No item 2.10 do Ofício, a CVM esclareceu que não é preciso apresentar a DFP (Formulário de Demonstrações Financeiras Padronizadas) no âmbito do pedido de registro de emissor à CVM, quando forem apresentadas demonstrações financeiras para fins de registro, com data posterior ao último exercício social, seja em razão de alteração relevante das condições do emissor ou em razão de ele ter sido o emissor constituído ao longo do exercício social.

A CVM afirmou que, nesses casos, a DFP não é necessária para as demonstrações financeiras para fins de registro ou para as demonstrações financeiras do último exercício social.

  • Recurso contra aplicação de multa cominatória

Em relação ao item 2.16 do ofício, vale analisar o trecho abaixo:

“Nos termos do artigo 16 da Resolução CVM nº 47/21, conforme alterado pela Resolução CVM nº 159/22, da decisão de aplicação das multas cominatórias cabe recurso ao Colegiado da CVM ao superintendente da área, em segunda e última instância e sem efeito suspensivo, no prazo de 10 (dez) dias a contar da data de assinatura do AR do Ofício na sede da companhia. Apenas nos casos em que a multa cominatória for aplicada pela Superintendência Geral ou por membro do Colegiado que atue como Relator caberá recurso ao Colegiado. (grifo nosso)”

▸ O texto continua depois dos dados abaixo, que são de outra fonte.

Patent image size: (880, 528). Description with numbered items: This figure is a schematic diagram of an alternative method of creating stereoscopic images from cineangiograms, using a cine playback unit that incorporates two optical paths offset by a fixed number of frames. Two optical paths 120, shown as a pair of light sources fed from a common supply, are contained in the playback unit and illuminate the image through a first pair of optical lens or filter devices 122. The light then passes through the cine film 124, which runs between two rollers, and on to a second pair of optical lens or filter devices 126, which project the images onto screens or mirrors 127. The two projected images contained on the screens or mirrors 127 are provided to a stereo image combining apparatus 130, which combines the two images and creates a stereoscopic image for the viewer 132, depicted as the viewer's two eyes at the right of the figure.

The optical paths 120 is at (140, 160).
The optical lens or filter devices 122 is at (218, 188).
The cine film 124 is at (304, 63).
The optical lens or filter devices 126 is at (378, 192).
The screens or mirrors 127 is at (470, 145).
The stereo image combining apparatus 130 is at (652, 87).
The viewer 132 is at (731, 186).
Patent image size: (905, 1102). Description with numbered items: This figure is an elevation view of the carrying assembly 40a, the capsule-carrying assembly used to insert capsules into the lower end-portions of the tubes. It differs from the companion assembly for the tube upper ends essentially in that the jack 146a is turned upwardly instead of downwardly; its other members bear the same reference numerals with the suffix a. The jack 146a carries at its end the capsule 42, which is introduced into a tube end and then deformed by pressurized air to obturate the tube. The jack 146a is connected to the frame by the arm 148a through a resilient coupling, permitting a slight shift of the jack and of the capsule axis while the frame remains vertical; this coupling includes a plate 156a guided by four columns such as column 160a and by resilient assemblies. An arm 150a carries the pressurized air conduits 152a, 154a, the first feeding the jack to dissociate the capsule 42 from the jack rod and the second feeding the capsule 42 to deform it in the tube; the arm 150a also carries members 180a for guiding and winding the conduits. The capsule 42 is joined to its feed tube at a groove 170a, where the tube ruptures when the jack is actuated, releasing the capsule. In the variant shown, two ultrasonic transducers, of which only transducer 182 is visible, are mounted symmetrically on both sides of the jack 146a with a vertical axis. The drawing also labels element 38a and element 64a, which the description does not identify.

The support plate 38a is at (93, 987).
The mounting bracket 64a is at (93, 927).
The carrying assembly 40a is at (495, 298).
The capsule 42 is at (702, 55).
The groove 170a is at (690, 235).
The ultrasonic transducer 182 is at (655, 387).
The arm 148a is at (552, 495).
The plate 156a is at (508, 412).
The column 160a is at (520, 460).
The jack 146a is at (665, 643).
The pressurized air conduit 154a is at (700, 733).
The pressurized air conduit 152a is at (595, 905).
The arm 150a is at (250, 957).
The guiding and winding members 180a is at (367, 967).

O trecho grifado acima não deve ser interpretado como possibilidade de que o recurso contra decisão de aplicação de multa cominatória seja endereçado, em qualquer caso, ao Colegiado da CVM. Essa possibilidade foi excluída pela modificação trazida pela Resolução CVM 159/22, e o pequeno trecho grifado nos parece mero erro, considerando as modificações da resolução mencionada.

O próprio texto do ofício confirma esse entendimento quando, em seguida, destaca corretamente que o Colegiado da CVM somente poderia ser acionado para esse recurso caso a penalidade fosse aplicada pela “Superintendência Geral ou por membro do Colegiado que atue como Relator”.

  • Demonstrações financeiras

Para as demonstrações financeiras, a CVM também trouxe algumas novas considerações, destacadas a seguir.

  • Divulgação da Demonstração do Valor Adicionado (DVA)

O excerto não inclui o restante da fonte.